Therefore, as soon as the tribe understood how the stone culvert had been built, we proposed building stone cabins. So rapidly had they learned that most of the labor was performed by the tribe. The Earth people merely advised and suggested. And we did very little of that, allowing them a great deal of trial and error experimentation.

It was the happiest time of our merger with the tribe. Everyone worked, and worked in unison. I had never made any explanation of my point of view to the other members of the expedition. I hadn't considered it necessary. No Earthman was certified for space travel unless he had first been successfully psycho-processed. In effect, that meant that we took a scientific rather than an emotional view of any given set of data. Since each of us was faced with an identical pattern of facts, I assumed that each of us would approximate the same generalization.
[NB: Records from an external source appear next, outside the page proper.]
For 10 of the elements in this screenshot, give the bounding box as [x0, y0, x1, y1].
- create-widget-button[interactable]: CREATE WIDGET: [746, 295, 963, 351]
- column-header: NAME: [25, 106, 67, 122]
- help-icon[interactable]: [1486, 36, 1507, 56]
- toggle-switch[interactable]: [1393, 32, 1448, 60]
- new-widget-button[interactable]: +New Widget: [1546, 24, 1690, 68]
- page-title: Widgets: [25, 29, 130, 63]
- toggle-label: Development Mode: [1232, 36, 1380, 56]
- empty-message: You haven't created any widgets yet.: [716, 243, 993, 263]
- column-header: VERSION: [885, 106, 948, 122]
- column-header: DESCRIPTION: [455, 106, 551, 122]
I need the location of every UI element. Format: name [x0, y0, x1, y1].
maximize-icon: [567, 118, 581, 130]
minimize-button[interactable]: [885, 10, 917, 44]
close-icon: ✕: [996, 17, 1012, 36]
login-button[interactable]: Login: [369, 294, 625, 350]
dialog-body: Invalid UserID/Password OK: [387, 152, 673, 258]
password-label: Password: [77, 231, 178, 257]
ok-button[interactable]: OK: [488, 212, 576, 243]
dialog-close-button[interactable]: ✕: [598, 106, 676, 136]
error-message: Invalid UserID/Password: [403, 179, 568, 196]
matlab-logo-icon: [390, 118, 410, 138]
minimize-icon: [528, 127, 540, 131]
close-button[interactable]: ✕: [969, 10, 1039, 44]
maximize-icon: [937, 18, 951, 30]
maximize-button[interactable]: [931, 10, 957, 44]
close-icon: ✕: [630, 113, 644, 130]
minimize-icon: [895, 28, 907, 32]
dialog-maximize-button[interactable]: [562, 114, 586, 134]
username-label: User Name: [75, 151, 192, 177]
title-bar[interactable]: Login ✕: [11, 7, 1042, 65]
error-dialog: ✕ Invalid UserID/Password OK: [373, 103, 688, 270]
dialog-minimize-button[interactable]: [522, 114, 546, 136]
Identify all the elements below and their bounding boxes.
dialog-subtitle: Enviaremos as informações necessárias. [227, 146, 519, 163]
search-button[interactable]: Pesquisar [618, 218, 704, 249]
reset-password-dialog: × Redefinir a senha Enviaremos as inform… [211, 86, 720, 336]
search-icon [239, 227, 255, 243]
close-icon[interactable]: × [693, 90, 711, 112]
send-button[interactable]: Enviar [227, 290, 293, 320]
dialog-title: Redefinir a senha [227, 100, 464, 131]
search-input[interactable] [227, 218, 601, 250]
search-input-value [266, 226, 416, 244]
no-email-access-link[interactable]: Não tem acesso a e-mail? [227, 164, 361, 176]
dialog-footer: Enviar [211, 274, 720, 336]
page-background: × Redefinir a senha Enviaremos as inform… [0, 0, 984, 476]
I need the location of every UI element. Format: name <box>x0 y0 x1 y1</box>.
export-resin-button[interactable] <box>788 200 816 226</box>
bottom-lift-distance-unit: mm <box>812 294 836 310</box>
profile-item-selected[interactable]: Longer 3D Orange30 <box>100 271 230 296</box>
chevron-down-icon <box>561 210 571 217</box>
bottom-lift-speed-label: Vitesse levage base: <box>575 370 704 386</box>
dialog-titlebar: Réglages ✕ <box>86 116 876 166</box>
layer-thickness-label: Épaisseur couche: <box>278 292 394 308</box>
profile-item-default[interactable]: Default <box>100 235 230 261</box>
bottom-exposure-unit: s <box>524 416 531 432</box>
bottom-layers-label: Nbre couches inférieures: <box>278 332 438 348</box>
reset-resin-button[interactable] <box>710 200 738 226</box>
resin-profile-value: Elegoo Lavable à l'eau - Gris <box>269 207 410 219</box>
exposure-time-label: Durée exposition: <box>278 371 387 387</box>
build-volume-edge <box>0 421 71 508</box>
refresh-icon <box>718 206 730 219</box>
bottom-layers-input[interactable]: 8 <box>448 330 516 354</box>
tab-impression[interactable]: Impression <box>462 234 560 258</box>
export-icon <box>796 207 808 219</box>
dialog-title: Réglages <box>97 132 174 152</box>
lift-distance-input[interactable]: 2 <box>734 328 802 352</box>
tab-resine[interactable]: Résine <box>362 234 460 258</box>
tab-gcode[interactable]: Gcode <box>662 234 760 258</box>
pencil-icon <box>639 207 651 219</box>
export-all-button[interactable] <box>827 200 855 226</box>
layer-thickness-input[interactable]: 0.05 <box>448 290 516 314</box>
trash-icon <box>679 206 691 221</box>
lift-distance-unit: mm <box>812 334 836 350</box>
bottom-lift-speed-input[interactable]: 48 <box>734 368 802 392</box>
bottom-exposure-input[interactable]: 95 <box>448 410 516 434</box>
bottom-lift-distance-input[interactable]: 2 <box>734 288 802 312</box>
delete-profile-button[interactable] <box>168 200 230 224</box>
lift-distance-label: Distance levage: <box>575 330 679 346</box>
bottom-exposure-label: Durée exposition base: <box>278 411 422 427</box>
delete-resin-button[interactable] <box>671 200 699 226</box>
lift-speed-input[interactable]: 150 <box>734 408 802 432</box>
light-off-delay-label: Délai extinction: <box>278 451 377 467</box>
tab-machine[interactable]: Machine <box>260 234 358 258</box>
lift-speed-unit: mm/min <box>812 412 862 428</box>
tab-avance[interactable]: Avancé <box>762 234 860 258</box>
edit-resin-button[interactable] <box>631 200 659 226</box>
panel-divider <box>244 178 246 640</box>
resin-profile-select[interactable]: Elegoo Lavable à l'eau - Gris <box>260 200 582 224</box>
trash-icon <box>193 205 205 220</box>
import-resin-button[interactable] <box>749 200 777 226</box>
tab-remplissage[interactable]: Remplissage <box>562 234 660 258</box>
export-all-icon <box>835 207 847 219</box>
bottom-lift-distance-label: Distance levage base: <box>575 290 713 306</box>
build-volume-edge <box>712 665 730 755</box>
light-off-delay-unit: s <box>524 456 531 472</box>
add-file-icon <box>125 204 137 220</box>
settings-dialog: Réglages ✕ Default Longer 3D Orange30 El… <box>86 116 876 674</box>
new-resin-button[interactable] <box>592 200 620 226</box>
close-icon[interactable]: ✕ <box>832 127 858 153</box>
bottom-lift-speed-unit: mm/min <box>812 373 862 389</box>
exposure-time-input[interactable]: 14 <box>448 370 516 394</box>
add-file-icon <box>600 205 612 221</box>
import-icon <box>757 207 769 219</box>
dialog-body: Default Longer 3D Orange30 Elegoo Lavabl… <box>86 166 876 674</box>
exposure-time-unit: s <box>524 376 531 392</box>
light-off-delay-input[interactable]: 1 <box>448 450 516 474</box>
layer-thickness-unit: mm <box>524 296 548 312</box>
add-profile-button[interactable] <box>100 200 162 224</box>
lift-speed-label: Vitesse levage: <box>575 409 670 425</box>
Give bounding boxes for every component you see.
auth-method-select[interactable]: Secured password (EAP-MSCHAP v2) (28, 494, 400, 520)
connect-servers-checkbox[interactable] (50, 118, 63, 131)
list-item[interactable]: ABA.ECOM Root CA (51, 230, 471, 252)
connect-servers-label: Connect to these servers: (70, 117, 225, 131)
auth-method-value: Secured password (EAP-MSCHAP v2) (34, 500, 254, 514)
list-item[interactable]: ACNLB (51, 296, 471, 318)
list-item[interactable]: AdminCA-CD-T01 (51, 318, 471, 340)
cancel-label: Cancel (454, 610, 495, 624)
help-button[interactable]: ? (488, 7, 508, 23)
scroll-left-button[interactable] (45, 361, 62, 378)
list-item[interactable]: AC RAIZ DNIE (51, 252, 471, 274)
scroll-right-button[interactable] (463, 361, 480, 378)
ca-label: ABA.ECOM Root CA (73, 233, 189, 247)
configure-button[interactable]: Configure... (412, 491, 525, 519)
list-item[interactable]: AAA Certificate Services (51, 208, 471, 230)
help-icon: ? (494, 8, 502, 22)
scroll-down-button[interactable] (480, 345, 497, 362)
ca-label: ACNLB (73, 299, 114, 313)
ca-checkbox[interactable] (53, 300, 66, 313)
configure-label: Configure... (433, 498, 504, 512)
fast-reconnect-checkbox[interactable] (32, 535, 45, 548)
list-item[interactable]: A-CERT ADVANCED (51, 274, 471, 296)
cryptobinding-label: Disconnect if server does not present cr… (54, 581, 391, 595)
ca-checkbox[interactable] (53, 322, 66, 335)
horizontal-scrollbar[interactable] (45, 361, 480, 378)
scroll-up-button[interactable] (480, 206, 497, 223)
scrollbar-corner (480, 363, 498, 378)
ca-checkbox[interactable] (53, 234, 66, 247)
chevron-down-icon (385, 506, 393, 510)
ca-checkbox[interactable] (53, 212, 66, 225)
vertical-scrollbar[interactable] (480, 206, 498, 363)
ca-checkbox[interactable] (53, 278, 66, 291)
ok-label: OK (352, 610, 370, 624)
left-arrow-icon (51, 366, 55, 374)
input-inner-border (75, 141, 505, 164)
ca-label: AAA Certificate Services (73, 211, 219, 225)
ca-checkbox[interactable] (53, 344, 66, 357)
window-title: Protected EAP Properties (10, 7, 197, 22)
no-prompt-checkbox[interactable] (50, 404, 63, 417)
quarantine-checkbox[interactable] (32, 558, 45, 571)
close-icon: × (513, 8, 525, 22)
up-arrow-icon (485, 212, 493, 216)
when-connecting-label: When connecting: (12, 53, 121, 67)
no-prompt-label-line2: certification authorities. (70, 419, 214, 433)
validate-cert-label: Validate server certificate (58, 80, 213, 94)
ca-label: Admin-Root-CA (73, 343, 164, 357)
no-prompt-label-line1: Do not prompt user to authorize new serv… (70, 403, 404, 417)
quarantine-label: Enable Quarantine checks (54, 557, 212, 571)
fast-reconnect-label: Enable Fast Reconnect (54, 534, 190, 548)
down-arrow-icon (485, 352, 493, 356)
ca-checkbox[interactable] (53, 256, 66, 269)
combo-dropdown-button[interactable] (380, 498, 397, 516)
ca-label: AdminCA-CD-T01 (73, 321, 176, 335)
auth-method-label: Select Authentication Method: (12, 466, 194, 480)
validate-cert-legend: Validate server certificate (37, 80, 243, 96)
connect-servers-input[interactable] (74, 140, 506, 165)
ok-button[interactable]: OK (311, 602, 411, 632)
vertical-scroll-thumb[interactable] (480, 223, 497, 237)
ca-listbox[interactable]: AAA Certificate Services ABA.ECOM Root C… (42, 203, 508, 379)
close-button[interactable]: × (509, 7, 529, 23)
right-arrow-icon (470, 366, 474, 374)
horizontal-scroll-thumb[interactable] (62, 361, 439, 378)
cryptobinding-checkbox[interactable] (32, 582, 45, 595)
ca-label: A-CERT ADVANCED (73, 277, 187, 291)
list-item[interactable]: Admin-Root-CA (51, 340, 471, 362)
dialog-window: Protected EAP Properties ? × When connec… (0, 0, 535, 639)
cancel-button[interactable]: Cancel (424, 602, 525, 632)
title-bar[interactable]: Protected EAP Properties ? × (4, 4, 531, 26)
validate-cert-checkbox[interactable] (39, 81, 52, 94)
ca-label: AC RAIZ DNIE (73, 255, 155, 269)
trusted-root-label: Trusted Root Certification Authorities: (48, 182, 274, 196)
To a degree, that happened. We all realized the need to teach the tribe; no one proposed bringing machines from the Olympus to give the savages the products of our culture without their specifics. One by one members of the expedition followed my lead and mated with the women of the tribe.

Only our own women—the fifteen astrographical clerks—and half a dozen men held off. I failed to perceive the significance until it was too late. The six men were Baiel's closest friends; each of them had spent at least a year at the Academy, while the rest of us were Rankers, traditionally considered their inferiors. And the women, being clerks rather than crewmen, had not been psycho-processed.

The breach into factions came when our village of stone huts was completed. We were faced with the problem of heating. I wanted the solution to be worked out by the tribe without our help. Slowly they made progress in their efforts to discover how to build fires within the huts without filling the rooms with smoke. They had just discovered how to pierce the roofs with chimneys when I awoke, one morning, to find that Baiel had presented them with a pat answer to the problem.


During the night he had stealthily returned to the Olympus with four of his men. They had brought back to the village a dozen solar heaters. Before I was awake, he had presented the heaters to the tribe as gifts of the sun god.

In wonder the tribe gathered around the tiny machines, holding out their hands to feel the mysterious warmth. Then they thronged at Baiel's feet as he stood on the rock pedestal above the village fire. They swayed and chanted their prayers which had once been reserved solely for the majesty of brother glacier.

As I approached, Baiel began to address them.

"The sun god sends you these because of your obedience to his ways. Through me—through Baiel, the high priest—he makes you promise of even greater gifts than this, if your faith continues."